11.03.2018

Le numérique, outil de la transformation numérique culturelle par Catherine Morin-Desailly

La révolution numérique entre liberté et absolutisme

par Catherine Morin-Desailly, sénatrice de Seine-Maritime, Présidente de la Commission de la Culture, de l'Education et de la Communication

(Tribune parue dans France Forum)

Le numérique est une révolution technologique sans précédent dans l’histoire de l’humanité. En l’espace d’une génération, il a bouleversé nos vies et nos activités, allant même jusqu’à changer notre vision du monde. Il est devenu l’épine dorsale de nos sociétés, ainsi qu’un levier majeur de transformation économique, sociale et culturelle. C’est une technologie encore jeune dont la puissance transformatrice est loin d’avoir achevé son déploiement et connaît, au contraire, une accélération : en 2020, la planète devrait compter 2 milliards d’internautes supplémentaires, dont plus de 90 % proviendront des pays hors OCDE. 1,4 milliard de terminaux étaient connectés à Internet à la fin de l’année 2012. Ils devraient être 14 milliards en 2022 !

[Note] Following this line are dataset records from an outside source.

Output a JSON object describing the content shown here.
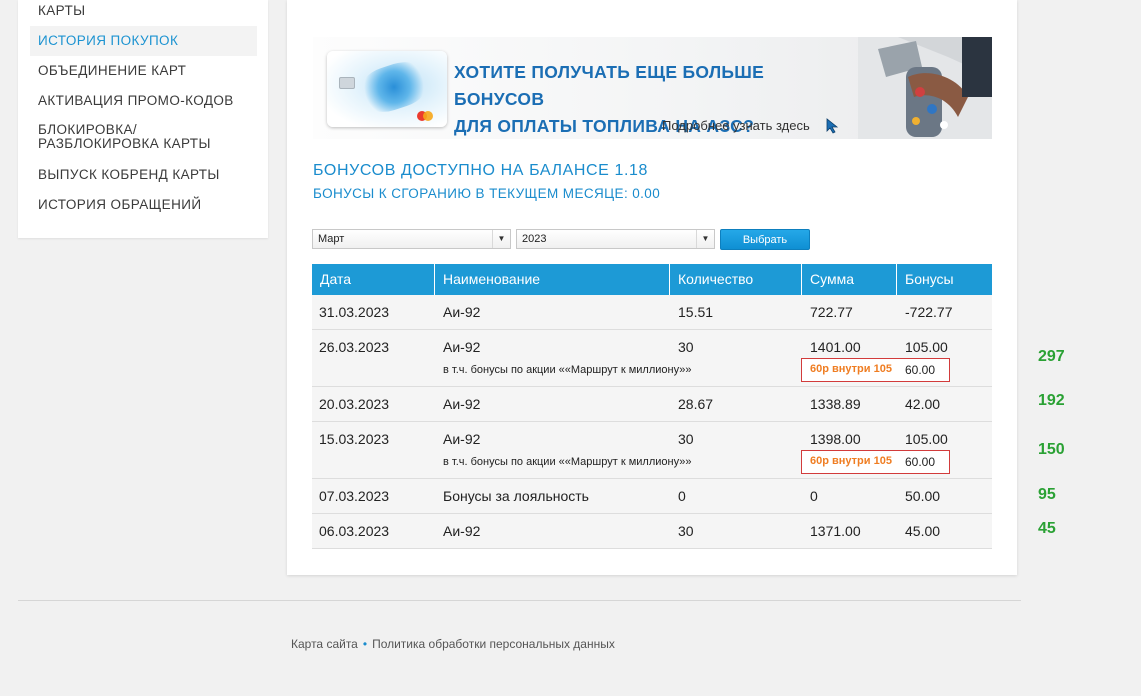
{
  "sidebar": {
    "items": [
      {
        "label": "КАРТЫ"
      },
      {
        "label": "ИСТОРИЯ ПОКУПОК",
        "active": true
      },
      {
        "label": "ОБЪЕДИНЕНИЕ КАРТ"
      },
      {
        "label": "АКТИВАЦИЯ ПРОМО-КОДОВ"
      },
      {
        "label": "БЛОКИРОВКА/"
      },
      {
        "label": "РАЗБЛОКИРОВКА КАРТЫ"
      },
      {
        "label": "ВЫПУСК КОБРЕНД КАРТЫ"
      },
      {
        "label": "ИСТОРИЯ ОБРАЩЕНИЙ"
      }
    ]
  },
  "banner": {
    "line1": "ХОТИТЕ ПОЛУЧАТЬ ЕЩЕ БОЛЬШЕ БОНУСОВ",
    "line2": "ДЛЯ ОПЛАТЫ ТОПЛИВА НА АЗС?",
    "more": "Подробнее узнать здесь"
  },
  "balance": {
    "available": "БОНУСОВ ДОСТУПНО НА БАЛАНСЕ 1.18",
    "expiring": "БОНУСЫ К СГОРАНИЮ В ТЕКУЩЕМ МЕСЯЦЕ: 0.00"
  },
  "filters": {
    "month": "Март",
    "year": "2023",
    "submit": "Выбрать"
  },
  "table": {
    "headers": [
      "Дата",
      "Наименование",
      "Количество",
      "Сумма",
      "Бонусы"
    ],
    "rows": [
      {
        "date": "31.03.2023",
        "name": "Аи-92",
        "qty": "15.51",
        "sum": "722.77",
        "bonus": "-722.77"
      },
      {
        "date": "26.03.2023",
        "name": "Аи-92",
        "qty": "30",
        "sum": "1401.00",
        "bonus": "105.00",
        "sub": "в т.ч. бонусы по акции ««Маршрут к миллиону»»",
        "promo": "60р внутри 105",
        "sub_bonus": "60.00"
      },
      {
        "date": "20.03.2023",
        "name": "Аи-92",
        "qty": "28.67",
        "sum": "1338.89",
        "bonus": "42.00"
      },
      {
        "date": "15.03.2023",
        "name": "Аи-92",
        "qty": "30",
        "sum": "1398.00",
        "bonus": "105.00",
        "sub": "в т.ч. бонусы по акции ««Маршрут к миллиону»»",
        "promo": "60р внутри 105",
        "sub_bonus": "60.00"
      },
      {
        "date": "07.03.2023",
        "name": "Бонусы за лояльность",
        "qty": "0",
        "sum": "0",
        "bonus": "50.00"
      },
      {
        "date": "06.03.2023",
        "name": "Аи-92",
        "qty": "30",
        "sum": "1371.00",
        "bonus": "45.00"
      }
    ]
  },
  "side_numbers": [
    "297",
    "192",
    "150",
    "95",
    "45"
  ],
  "footer": {
    "sitemap": "Карта сайта",
    "privacy": "Политика обработки персональных данных"
  },
  "colors": {
    "accent": "#1d9ad6",
    "promo_text": "#ef7d22",
    "promo_border": "#d23b3b",
    "annotation_green": "#2aa134"
  }
}
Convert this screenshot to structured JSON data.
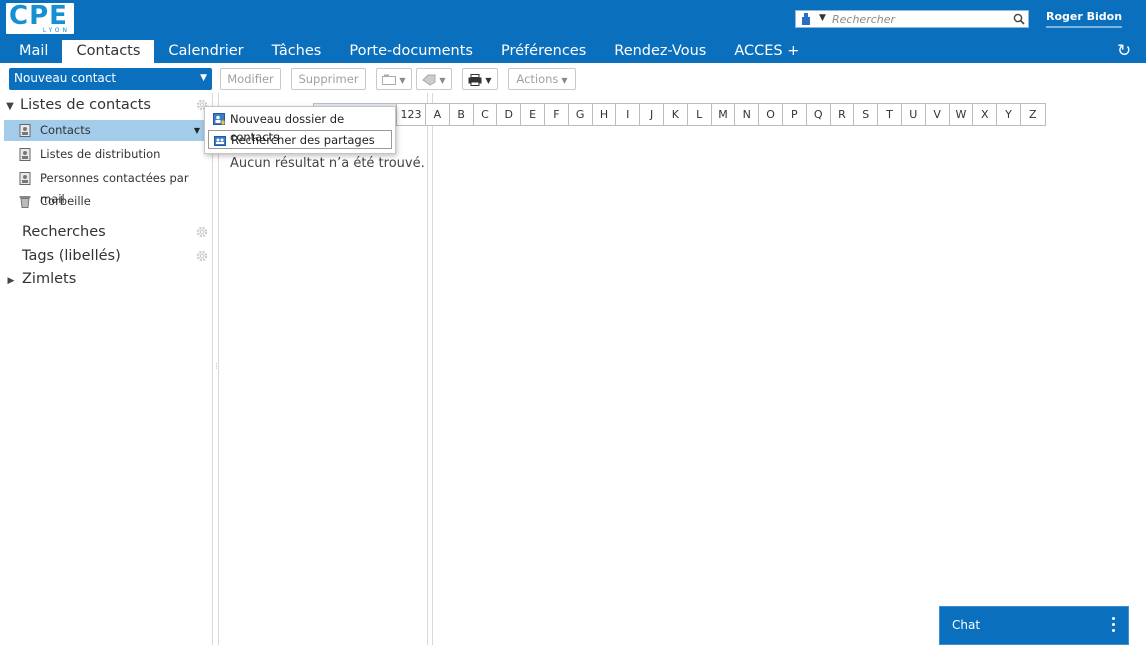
{
  "header": {
    "logo_text": "CPE",
    "logo_sub": "LYON",
    "search_placeholder": "Rechercher",
    "user_name": "Roger Bidon",
    "tabs": [
      {
        "label": "Mail",
        "active": false
      },
      {
        "label": "Contacts",
        "active": true
      },
      {
        "label": "Calendrier",
        "active": false
      },
      {
        "label": "Tâches",
        "active": false
      },
      {
        "label": "Porte-documents",
        "active": false
      },
      {
        "label": "Préférences",
        "active": false
      },
      {
        "label": "Rendez-Vous",
        "active": false
      },
      {
        "label": "ACCES +",
        "active": false
      }
    ],
    "refresh_icon": "refresh-icon"
  },
  "toolbar": {
    "new_contact": "Nouveau contact",
    "modify": "Modifier",
    "delete": "Supprimer",
    "actions": "Actions"
  },
  "sidebar": {
    "contact_lists": "Listes de contacts",
    "items": [
      {
        "label": "Contacts",
        "selected": true
      },
      {
        "label": "Listes de distribution",
        "selected": false
      },
      {
        "label": "Personnes contactées par mail",
        "selected": false
      },
      {
        "label": "Corbeille",
        "selected": false
      }
    ],
    "searches": "Recherches",
    "tags": "Tags (libellés)",
    "zimlets": "Zimlets"
  },
  "alphabet": [
    "123",
    "A",
    "B",
    "C",
    "D",
    "E",
    "F",
    "G",
    "H",
    "I",
    "J",
    "K",
    "L",
    "M",
    "N",
    "O",
    "P",
    "Q",
    "R",
    "S",
    "T",
    "U",
    "V",
    "W",
    "X",
    "Y",
    "Z"
  ],
  "list": {
    "empty_message": "Aucun résultat n’a été trouvé."
  },
  "context_menu": {
    "items": [
      {
        "label": "Nouveau dossier de contacts",
        "icon": "new-folder-icon"
      },
      {
        "label": "Rechercher des partages",
        "icon": "find-shares-icon"
      }
    ]
  },
  "chat": {
    "label": "Chat"
  },
  "colors": {
    "brand_blue": "#0a6fbc",
    "selected_row": "#a3cbea"
  }
}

Ces chiffres ne doivent pas masquer les inégalités d’accès et d’usage, dans un monde où le numérique est omniprésent. Il existe, certes, dans l’appropriation 

de l’Internet des différences générationnelles, mais aussi des disparités géographiques et socio-éducatives. L’enjeu est bien de ne laisser personne à l’écart du phénomène d’acculturation car l’Internet offre de nouvelles perspectives, rendues possibles par de nouvelles pratiques.

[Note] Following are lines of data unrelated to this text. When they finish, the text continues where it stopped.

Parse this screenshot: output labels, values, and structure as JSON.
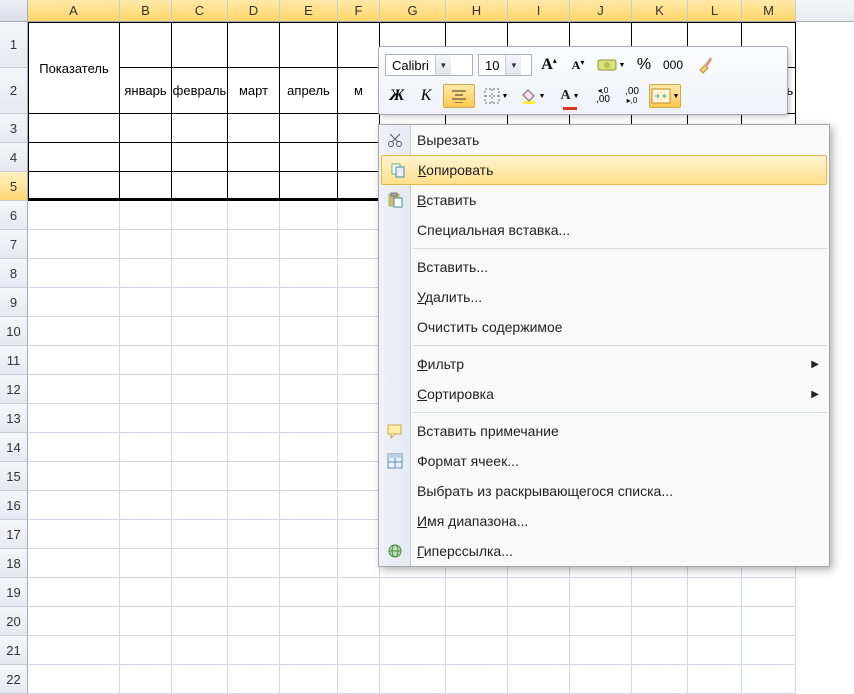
{
  "columns": [
    {
      "letter": "A",
      "width": 92,
      "sel": true
    },
    {
      "letter": "B",
      "width": 52,
      "sel": true
    },
    {
      "letter": "C",
      "width": 56,
      "sel": true
    },
    {
      "letter": "D",
      "width": 52,
      "sel": true
    },
    {
      "letter": "E",
      "width": 58,
      "sel": true
    },
    {
      "letter": "F",
      "width": 42,
      "sel": true
    },
    {
      "letter": "G",
      "width": 66,
      "sel": true
    },
    {
      "letter": "H",
      "width": 62,
      "sel": true
    },
    {
      "letter": "I",
      "width": 62,
      "sel": true
    },
    {
      "letter": "J",
      "width": 62,
      "sel": true
    },
    {
      "letter": "K",
      "width": 56,
      "sel": true
    },
    {
      "letter": "L",
      "width": 54,
      "sel": true
    },
    {
      "letter": "M",
      "width": 54,
      "sel": true
    }
  ],
  "row_numbers": [
    1,
    2,
    3,
    4,
    5,
    6,
    7,
    8,
    9,
    10,
    11,
    12,
    13,
    14,
    15,
    16,
    17,
    18,
    19,
    20,
    21,
    22
  ],
  "selected_row": 5,
  "merged_a": "Показатель",
  "months": [
    "январь",
    "февраль",
    "март",
    "апрель",
    "м",
    "",
    "",
    "",
    "",
    "",
    "",
    "декабрь"
  ],
  "mini": {
    "font_name": "Calibri",
    "font_size": "10",
    "grow": "A",
    "shrink": "A",
    "percent": "%",
    "thousands": "000",
    "bold": "Ж",
    "italic": "К",
    "inc_dec_a": ",00",
    "inc_dec_b": ",0"
  },
  "ctx": {
    "cut": "Вырезать",
    "copy": "Копировать",
    "paste": "Вставить",
    "paste_special": "Специальная вставка...",
    "insert": "Вставить...",
    "delete": "Удалить...",
    "clear": "Очистить содержимое",
    "filter": "Фильтр",
    "sort": "Сортировка",
    "comment": "Вставить примечание",
    "format": "Формат ячеек...",
    "dropdown": "Выбрать из раскрывающегося списка...",
    "range_name": "Имя диапазона...",
    "hyperlink": "Гиперссылка..."
  }
}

L’INTERNET OMNIPRÉSENT. L’Internet constitue une révolution permanente, en témoignent les incessantes innovations technologiques, la démultiplication des écrans, les nouvelles platesformes et applications générant toujours plus de services et de contenus ou encore la créativité sociale et l’extension des pratiques qu’il engendre. 

Le télégraphe, le téléphone ou la télévision se sont développés à très grande échelle sans que les structures sociales en aient été bouleversées. Avec l’Internet, la transformation est d’une tout autre nature. Il est, en effet, à l’origine d’une fusion des techniques de communication. L’arrivée du Web interactif et participatif 2.0 permet à la fois d’accéder aux oeuvres, aux produits des industries culturelles, aux programmes de télévision et de radio, de diffuser et de partager ses propres images, textes ou musiques, de créer ensemble. Le découpage par domaines ou par filières est rendu en partie caduc par la diffusion de la culture numérique, au sein de laquelle textes, images et musiques sont souvent imbriqués. La distinction entre amateurs et professionnels devient plus incertaine. En outre, la cohérence des activités culturelles, ces dernières étant, en général, étroitement associées à un support physique et à un lieu (la télévision dans le salon, les oeuvres dans les musées...), se trouve chamboulée par la numérisation et la généralisation des appareils nomades. Le temps des disques, des vHS, est désormais révolu. La dématérialisation touche également le livre et la presse. Rares sont, aujourd’hui, les pratiques culturelles qui se résument à l’équation « une activité-un lieu-un média ». 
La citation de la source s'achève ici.